Beltline Demolition
There is a video up at a local blog about the beltline. PG was hiking on a section of this project on Veterans Day, when apparently demolition got started.
The hikers took a break in a restaurant near Inman Park. The word was that the next section of track was going to be overgrown with kudzu and briers. When the boots hit the ground, they found the tracks to be cleared of greenery. A little ways down the path, there was a bobcat clearing out the shrubs.
The beltline is a series of abandoned railroad lines around the core of Atlanta. The plan is to take up the old track and ties, and build hike/bike paths in their place. Eventually, a trolley may run through some of these corridors. There are details yet to be worked out, but the plan is going into action.
Even if it is not a complete unbroken loop, the separate sections would help add life to the city. One of the obstacles to hiking and biking in Atlanta is the hills. The paths in the beltline corridor would all be at one level.

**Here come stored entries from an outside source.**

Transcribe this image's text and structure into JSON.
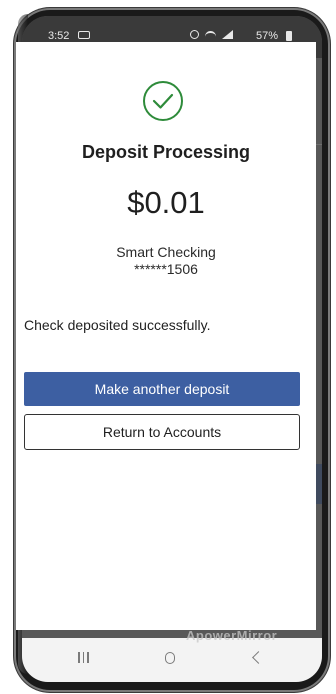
{
  "status_bar": {
    "time": "3:52",
    "battery": "57%"
  },
  "modal": {
    "title": "Deposit Processing",
    "amount": "$0.01",
    "account_name": "Smart Checking",
    "account_number": "******1506",
    "message": "Check deposited successfully.",
    "primary_button": "Make another deposit",
    "secondary_button": "Return to Accounts",
    "icon": "check-circle-icon"
  },
  "watermark": "ApowerMirror",
  "colors": {
    "accent": "#3d5fa2",
    "success": "#2e8b3a"
  },
  "nav": {
    "icons": [
      "recents-icon",
      "home-icon",
      "back-icon"
    ]
  }
}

One thing that no one seems to know is the graffiti in the beltline corridor now. Under bridges is usually a fertile ground for guerrilla spraypainters. The land under the Freedom Parkway is especially loaded with concrete imagery. In an ironic touch, where the beltline goes under I 20 is almost devoid of graffiti.
On the Armistice Day hike, there were some urban campers under the Edgewood Avenue bridge. They had been hitching rides on freight trains. When PG was a kid, he was warned about the “hoboes” around the Southern Railroad lines in Brookhaven. The people PG met in November did not bite.
This Saturday, December 19, there is going to be a hike on this part of the beltline property. Starting at 10 am, the crowd will meet behind the Amsterdam Walk shopping center. More details are available here. It is probably going to be muddy.